Cheguei aos 33 anos: a idade mais importante de Cristo.
Por estes dias, estou pensando no que Jesus fez nas outras idades
que teve, não falo daquilo relatado na bíblia, penso nas
pequenas coisas, nos detalhes que formam a nossa visão de
mundo e que nunca lembramos, pois somos animais feitos de esquecimento:
guardamos nosso cérebro apenas para o ápice de cada história.
Isso se dá com os evangelhos, narram os momentos culminantes
da trajetória de Jesus, deixando os detalhes para a especulação
de poetas menores. É o que faço agora.
Jesus caminhava às margens do Jordão, apenas para observar
pássaros e pedras, ainda não buscava o batismo de João.

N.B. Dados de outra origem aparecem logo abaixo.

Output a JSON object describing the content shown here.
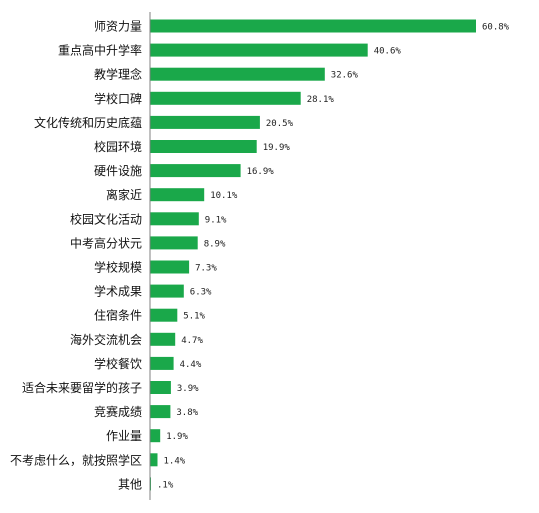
{
  "chart_data": {
    "type": "bar",
    "orientation": "horizontal",
    "title": "",
    "xlabel": "",
    "ylabel": "",
    "xlim": [
      0,
      70
    ],
    "grid": false,
    "legend": "none",
    "bar_color": "#1aa84a",
    "categories": [
      "师资力量",
      "重点高中升学率",
      "教学理念",
      "学校口碑",
      "文化传统和历史底蕴",
      "校园环境",
      "硬件设施",
      "离家近",
      "校园文化活动",
      "中考高分状元",
      "学校规模",
      "学术成果",
      "住宿条件",
      "海外交流机会",
      "学校餐饮",
      "适合未来要留学的孩子",
      "竞赛成绩",
      "作业量",
      "不考虑什么，就按照学区",
      "其他"
    ],
    "values": [
      60.8,
      40.6,
      32.6,
      28.1,
      20.5,
      19.9,
      16.9,
      10.1,
      9.1,
      8.9,
      7.3,
      6.3,
      5.1,
      4.7,
      4.4,
      3.9,
      3.8,
      1.9,
      1.4,
      0.1
    ],
    "value_labels": [
      "60.8%",
      "40.6%",
      "32.6%",
      "28.1%",
      "20.5%",
      "19.9%",
      "16.9%",
      "10.1%",
      "9.1%",
      "8.9%",
      "7.3%",
      "6.3%",
      "5.1%",
      "4.7%",
      "4.4%",
      "3.9%",
      "3.8%",
      "1.9%",
      "1.4%",
      ".1%"
    ]
  }
}
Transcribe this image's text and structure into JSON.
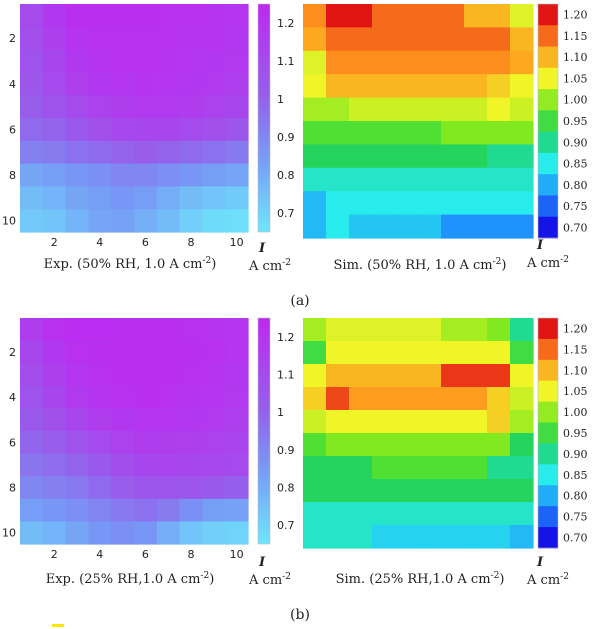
{
  "figure": {
    "panel_labels": [
      "(a)",
      "(b)"
    ],
    "colorbar_unit_symbol": "I",
    "colorbar_unit_text": "A cm",
    "colorbar_unit_exp": "-2",
    "marker_color": "#ffe600"
  },
  "chart_data": [
    {
      "id": "a-exp",
      "type": "heatmap",
      "title": "Exp. (50% RH, 1.0 A cm-2)",
      "caption_main": "Exp. (50% RH, 1.0 A cm",
      "caption_sup": "-2",
      "caption_end": ")",
      "rows": 10,
      "cols": 10,
      "x_ticks": [
        "2",
        "4",
        "6",
        "8",
        "10"
      ],
      "y_ticks": [
        "2",
        "4",
        "6",
        "8",
        "10"
      ],
      "colormap": "cool",
      "vmin": 0.65,
      "vmax": 1.25,
      "colorbar_ticks": [
        "1.2",
        "1.1",
        "1",
        "0.9",
        "0.8",
        "0.7"
      ],
      "colorbar_tick_values": [
        1.2,
        1.1,
        1.0,
        0.9,
        0.8,
        0.7
      ],
      "values": [
        [
          1.1,
          1.18,
          1.22,
          1.22,
          1.22,
          1.22,
          1.21,
          1.21,
          1.2,
          1.19
        ],
        [
          1.08,
          1.15,
          1.2,
          1.21,
          1.21,
          1.21,
          1.21,
          1.2,
          1.2,
          1.18
        ],
        [
          1.06,
          1.12,
          1.18,
          1.2,
          1.21,
          1.21,
          1.2,
          1.19,
          1.18,
          1.17
        ],
        [
          1.05,
          1.1,
          1.15,
          1.18,
          1.19,
          1.2,
          1.19,
          1.18,
          1.17,
          1.15
        ],
        [
          1.02,
          1.06,
          1.1,
          1.14,
          1.16,
          1.17,
          1.17,
          1.16,
          1.14,
          1.12
        ],
        [
          0.98,
          1.0,
          1.04,
          1.08,
          1.11,
          1.12,
          1.12,
          1.1,
          1.08,
          1.05
        ],
        [
          0.92,
          0.93,
          0.96,
          0.98,
          1.0,
          1.02,
          1.0,
          0.98,
          0.96,
          0.94
        ],
        [
          0.82,
          0.84,
          0.86,
          0.88,
          0.9,
          0.9,
          0.88,
          0.86,
          0.84,
          0.82
        ],
        [
          0.76,
          0.78,
          0.82,
          0.84,
          0.86,
          0.84,
          0.8,
          0.76,
          0.74,
          0.72
        ],
        [
          0.73,
          0.74,
          0.78,
          0.82,
          0.83,
          0.8,
          0.76,
          0.71,
          0.68,
          0.67
        ]
      ]
    },
    {
      "id": "a-sim",
      "type": "heatmap",
      "title": "Sim. (50% RH, 1.0 A cm-2)",
      "caption_main": "Sim. (50% RH, 1.0 A cm",
      "caption_sup": "-2",
      "caption_end": ")",
      "rows": 10,
      "cols": 10,
      "x_ticks": [],
      "y_ticks": [],
      "colormap": "jet",
      "vmin": 0.7,
      "vmax": 1.2,
      "colorbar_ticks": [
        "1.20",
        "1.15",
        "1.10",
        "1.05",
        "1.00",
        "0.95",
        "0.90",
        "0.85",
        "0.80",
        "0.75",
        "0.70"
      ],
      "colorbar_tick_values": [
        1.2,
        1.15,
        1.1,
        1.05,
        1.0,
        0.95,
        0.9,
        0.85,
        0.8,
        0.75,
        0.7
      ],
      "values": [
        [
          1.13,
          1.2,
          1.2,
          1.15,
          1.15,
          1.15,
          1.15,
          1.1,
          1.1,
          1.04
        ],
        [
          1.11,
          1.15,
          1.15,
          1.15,
          1.15,
          1.15,
          1.15,
          1.15,
          1.15,
          1.1
        ],
        [
          1.04,
          1.13,
          1.13,
          1.13,
          1.13,
          1.13,
          1.13,
          1.13,
          1.13,
          1.11
        ],
        [
          1.05,
          1.1,
          1.1,
          1.1,
          1.1,
          1.1,
          1.1,
          1.1,
          1.08,
          1.05
        ],
        [
          1.01,
          1.01,
          1.03,
          1.03,
          1.03,
          1.03,
          1.03,
          1.03,
          1.05,
          1.03
        ],
        [
          0.96,
          0.96,
          0.96,
          0.96,
          0.96,
          0.96,
          0.99,
          0.99,
          0.99,
          0.99
        ],
        [
          0.93,
          0.93,
          0.93,
          0.93,
          0.93,
          0.93,
          0.93,
          0.93,
          0.9,
          0.9
        ],
        [
          0.87,
          0.87,
          0.87,
          0.87,
          0.87,
          0.87,
          0.87,
          0.87,
          0.87,
          0.87
        ],
        [
          0.81,
          0.85,
          0.85,
          0.85,
          0.85,
          0.85,
          0.85,
          0.85,
          0.85,
          0.85
        ],
        [
          0.81,
          0.85,
          0.82,
          0.82,
          0.82,
          0.82,
          0.78,
          0.78,
          0.78,
          0.78
        ]
      ]
    },
    {
      "id": "b-exp",
      "type": "heatmap",
      "title": "Exp. (25% RH,1.0 A cm-2)",
      "caption_main": "Exp. (25% RH,1.0 A cm",
      "caption_sup": "-2",
      "caption_end": ")",
      "rows": 10,
      "cols": 10,
      "x_ticks": [
        "2",
        "4",
        "6",
        "8",
        "10"
      ],
      "y_ticks": [
        "2",
        "4",
        "6",
        "8",
        "10"
      ],
      "colormap": "cool",
      "vmin": 0.65,
      "vmax": 1.25,
      "colorbar_ticks": [
        "1.2",
        "1.1",
        "1",
        "0.9",
        "0.8",
        "0.7"
      ],
      "colorbar_tick_values": [
        1.2,
        1.1,
        1.0,
        0.9,
        0.8,
        0.7
      ],
      "values": [
        [
          1.16,
          1.21,
          1.23,
          1.23,
          1.22,
          1.22,
          1.22,
          1.21,
          1.2,
          1.19
        ],
        [
          1.12,
          1.18,
          1.21,
          1.22,
          1.22,
          1.22,
          1.22,
          1.22,
          1.21,
          1.19
        ],
        [
          1.09,
          1.15,
          1.19,
          1.21,
          1.22,
          1.22,
          1.22,
          1.21,
          1.2,
          1.18
        ],
        [
          1.06,
          1.12,
          1.17,
          1.2,
          1.21,
          1.22,
          1.21,
          1.2,
          1.19,
          1.17
        ],
        [
          1.03,
          1.07,
          1.12,
          1.16,
          1.18,
          1.19,
          1.19,
          1.18,
          1.17,
          1.15
        ],
        [
          0.99,
          1.02,
          1.06,
          1.1,
          1.14,
          1.16,
          1.16,
          1.15,
          1.14,
          1.13
        ],
        [
          0.95,
          0.97,
          1.0,
          1.04,
          1.09,
          1.12,
          1.13,
          1.12,
          1.11,
          1.1
        ],
        [
          0.9,
          0.92,
          0.94,
          0.98,
          1.02,
          1.05,
          1.06,
          1.05,
          1.03,
          1.01
        ],
        [
          0.84,
          0.86,
          0.88,
          0.91,
          0.94,
          0.96,
          0.93,
          0.88,
          0.84,
          0.83
        ],
        [
          0.76,
          0.78,
          0.82,
          0.86,
          0.88,
          0.86,
          0.8,
          0.74,
          0.71,
          0.7
        ]
      ]
    },
    {
      "id": "b-sim",
      "type": "heatmap",
      "title": "Sim. (25% RH,1.0 A cm-2)",
      "caption_main": "Sim. (25% RH,1.0 A cm",
      "caption_sup": "-2",
      "caption_end": ")",
      "rows": 10,
      "cols": 10,
      "x_ticks": [],
      "y_ticks": [],
      "colormap": "jet",
      "vmin": 0.7,
      "vmax": 1.2,
      "colorbar_ticks": [
        "1.20",
        "1.15",
        "1.10",
        "1.05",
        "1.00",
        "0.95",
        "0.90",
        "0.85",
        "0.80",
        "0.75",
        "0.70"
      ],
      "colorbar_tick_values": [
        1.2,
        1.15,
        1.1,
        1.05,
        1.0,
        0.95,
        0.9,
        0.85,
        0.8,
        0.75,
        0.7
      ],
      "values": [
        [
          1.01,
          1.04,
          1.04,
          1.04,
          1.04,
          1.04,
          1.01,
          1.01,
          0.99,
          0.9
        ],
        [
          0.95,
          1.05,
          1.05,
          1.05,
          1.05,
          1.05,
          1.05,
          1.05,
          1.05,
          0.95
        ],
        [
          1.05,
          1.1,
          1.1,
          1.1,
          1.1,
          1.1,
          1.18,
          1.18,
          1.18,
          1.05
        ],
        [
          1.08,
          1.17,
          1.12,
          1.12,
          1.12,
          1.12,
          1.12,
          1.12,
          1.08,
          1.03
        ],
        [
          1.03,
          1.05,
          1.05,
          1.05,
          1.05,
          1.05,
          1.05,
          1.05,
          1.08,
          1.01
        ],
        [
          0.96,
          0.99,
          0.99,
          0.99,
          0.99,
          0.99,
          0.99,
          0.99,
          0.99,
          0.93
        ],
        [
          0.93,
          0.93,
          0.93,
          0.96,
          0.96,
          0.96,
          0.96,
          0.96,
          0.9,
          0.9
        ],
        [
          0.93,
          0.93,
          0.93,
          0.93,
          0.93,
          0.93,
          0.93,
          0.93,
          0.93,
          0.93
        ],
        [
          0.87,
          0.87,
          0.87,
          0.87,
          0.87,
          0.87,
          0.87,
          0.87,
          0.87,
          0.87
        ],
        [
          0.87,
          0.87,
          0.87,
          0.83,
          0.83,
          0.83,
          0.83,
          0.83,
          0.83,
          0.81
        ]
      ]
    }
  ]
}
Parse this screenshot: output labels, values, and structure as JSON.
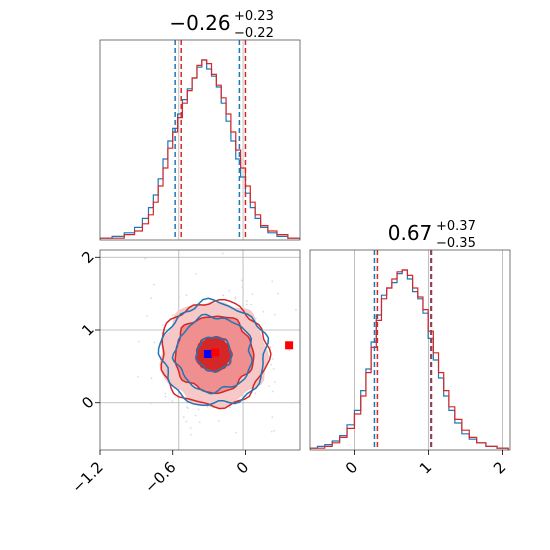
{
  "chart_data": [
    {
      "type": "area",
      "panel": "marginal-top",
      "title": "−0.26",
      "title_sup": "+0.23",
      "title_sub": "−0.22",
      "xlim": [
        -1.2,
        0.45
      ],
      "ticks_x": [
        -1.2,
        -0.6,
        0.0
      ],
      "grid": true,
      "series": [
        {
          "color": "#1f77b4",
          "x": [
            -1.15,
            -1.05,
            -0.95,
            -0.88,
            -0.82,
            -0.78,
            -0.74,
            -0.7,
            -0.66,
            -0.62,
            -0.58,
            -0.54,
            -0.5,
            -0.46,
            -0.42,
            -0.38,
            -0.34,
            -0.3,
            -0.26,
            -0.22,
            -0.18,
            -0.14,
            -0.1,
            -0.06,
            -0.02,
            0.02,
            0.06,
            0.1,
            0.15,
            0.22,
            0.3,
            0.4
          ],
          "values": [
            0.01,
            0.02,
            0.04,
            0.07,
            0.12,
            0.18,
            0.25,
            0.34,
            0.45,
            0.55,
            0.62,
            0.7,
            0.78,
            0.84,
            0.9,
            0.96,
            1.0,
            0.95,
            0.91,
            0.85,
            0.76,
            0.66,
            0.55,
            0.45,
            0.35,
            0.26,
            0.18,
            0.12,
            0.07,
            0.04,
            0.02,
            0.01
          ]
        },
        {
          "color": "#d62728",
          "x": [
            -1.15,
            -1.05,
            -0.95,
            -0.88,
            -0.82,
            -0.78,
            -0.74,
            -0.7,
            -0.66,
            -0.62,
            -0.58,
            -0.54,
            -0.5,
            -0.46,
            -0.42,
            -0.38,
            -0.34,
            -0.3,
            -0.26,
            -0.22,
            -0.18,
            -0.14,
            -0.1,
            -0.06,
            -0.02,
            0.02,
            0.06,
            0.1,
            0.15,
            0.22,
            0.3,
            0.4
          ],
          "values": [
            0.01,
            0.01,
            0.03,
            0.05,
            0.09,
            0.14,
            0.21,
            0.3,
            0.4,
            0.51,
            0.6,
            0.68,
            0.76,
            0.83,
            0.9,
            0.97,
            1.0,
            0.98,
            0.92,
            0.86,
            0.79,
            0.7,
            0.6,
            0.5,
            0.4,
            0.3,
            0.21,
            0.14,
            0.08,
            0.05,
            0.03,
            0.01
          ]
        }
      ],
      "quantile_lines": [
        {
          "color": "#1f77b4",
          "values": [
            -0.58,
            -0.05
          ]
        },
        {
          "color": "#d62728",
          "values": [
            -0.53,
            0.0
          ]
        }
      ],
      "truth_lines": [
        -0.55,
        -0.02
      ]
    },
    {
      "type": "heatmap",
      "panel": "joint",
      "xlim": [
        -1.2,
        0.45
      ],
      "ylim": [
        -0.65,
        2.1
      ],
      "ticks_x": [
        -1.2,
        -0.6,
        0.0
      ],
      "ticks_y": [
        0,
        1,
        2
      ],
      "grid": true,
      "center": {
        "x": -0.26,
        "y": 0.67
      },
      "contour_levels": [
        0.39,
        0.86,
        1.18
      ],
      "spread": {
        "x": 0.22,
        "y": 0.36
      },
      "colors": {
        "dark": "#d62728",
        "mid": "#ef8f8f",
        "light": "#f6c8c8",
        "blue": "#1f77b4"
      },
      "markers": [
        {
          "x": -0.31,
          "y": 0.67,
          "color": "#0000ff"
        },
        {
          "x": -0.25,
          "y": 0.69,
          "color": "#ff0000"
        },
        {
          "x": 0.36,
          "y": 0.79,
          "color": "#ff0000"
        }
      ]
    },
    {
      "type": "area",
      "panel": "marginal-right",
      "title": "0.67",
      "title_sup": "+0.37",
      "title_sub": "−0.35",
      "xlim": [
        -0.6,
        2.1
      ],
      "ticks_x": [
        0,
        1,
        2
      ],
      "grid": true,
      "series": [
        {
          "color": "#1f77b4",
          "x": [
            -0.55,
            -0.45,
            -0.35,
            -0.25,
            -0.15,
            -0.05,
            0.05,
            0.12,
            0.19,
            0.26,
            0.33,
            0.4,
            0.47,
            0.54,
            0.61,
            0.68,
            0.75,
            0.82,
            0.89,
            0.96,
            1.03,
            1.1,
            1.17,
            1.24,
            1.31,
            1.4,
            1.5,
            1.6,
            1.7,
            1.85,
            2.0
          ],
          "values": [
            0.01,
            0.02,
            0.03,
            0.05,
            0.08,
            0.14,
            0.22,
            0.33,
            0.45,
            0.6,
            0.75,
            0.86,
            0.9,
            0.93,
            0.98,
            1.0,
            0.95,
            0.88,
            0.84,
            0.76,
            0.62,
            0.5,
            0.4,
            0.3,
            0.22,
            0.15,
            0.09,
            0.06,
            0.04,
            0.02,
            0.01
          ]
        },
        {
          "color": "#d62728",
          "x": [
            -0.55,
            -0.45,
            -0.35,
            -0.25,
            -0.15,
            -0.05,
            0.05,
            0.12,
            0.19,
            0.26,
            0.33,
            0.4,
            0.47,
            0.54,
            0.61,
            0.68,
            0.75,
            0.82,
            0.89,
            0.96,
            1.03,
            1.1,
            1.17,
            1.24,
            1.31,
            1.4,
            1.5,
            1.6,
            1.7,
            1.85,
            2.0
          ],
          "values": [
            0.01,
            0.01,
            0.02,
            0.04,
            0.07,
            0.12,
            0.2,
            0.3,
            0.43,
            0.57,
            0.72,
            0.84,
            0.9,
            0.95,
            0.99,
            1.0,
            0.97,
            0.9,
            0.85,
            0.78,
            0.66,
            0.54,
            0.43,
            0.33,
            0.24,
            0.17,
            0.11,
            0.07,
            0.04,
            0.02,
            0.01
          ]
        }
      ],
      "quantile_lines": [
        {
          "color": "#1f77b4",
          "values": [
            0.27,
            1.03
          ]
        },
        {
          "color": "#d62728",
          "values": [
            0.31,
            1.04
          ]
        }
      ],
      "truth_lines": [
        0.0,
        1.0,
        2.0
      ]
    }
  ]
}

Alguns dias, dormia até mais tarde: não havia os milagres
diários ou as discussões com fariseus e sacerdotes. Jantava
com amigos, para rir e para saborear o pão e o vinho, não
pensava na poesia
trágica e redentora da última ceia. Ia de madrugada ao
Monte das Oliveiras esperar o sol nascer, via o orvalho se despedindo dos
lírios e agradecia ao Pai. A tristeza da traição futura,
naquele mesmo lugar, nunca afetou Jesus. Judas nunca afetou Jesus. Ia ao
templo orar, como todos os outros, mas na saída, sempre observava
uma rachadura no canto direito da porta, achava aquilo interessante: nuns
dias parecia um camelo, em outros era um figo quase maduro. Quando expulsou
os vendilhões, teve certeza: a rachadura parecia um camelo.
Jesus emprestava o barco de Simão e André e ia navegar
sozinho no Mar da Galiléia: não pensava em peixes, nem na
preocupação de Maria, mas em palavras, era sempre nessas
horas, envolto de céu e mar que construía suas parábolas,
talvez por isso a fala de Jesus é tão azul.
Antes de ir para o deserto, enfrentar-se, Jesus ajudou na reconstrução
da casa do vizinho, comprou uns tecidos para a mãe, arrumou seu
quarto. Sabia que
lutaria com Satanás, por isso estava abastecido de cotidiano.
No dia da prisão, fez também coisas muito simples: consertou
uma rede de pesca, semeou um pouco de trigo, brincou com crianças.
Sabia de cada dor que enfrentaria nas próximas horas, no entanto,
mesmo sendo o filho de Deus, fortaleceu-se com privilégios bem humanos.
Aos 33, Jesus morreu e ressuscitou, contudo arquitetou sua vida passo
a passo, sempre tendo um novo olhar sobre as coisas que o cercavam, eis
seu grande exemplo: rever o estabelecido que nos cega a fé. Aos
trinta e três, espero começar a compreender este ensinamento.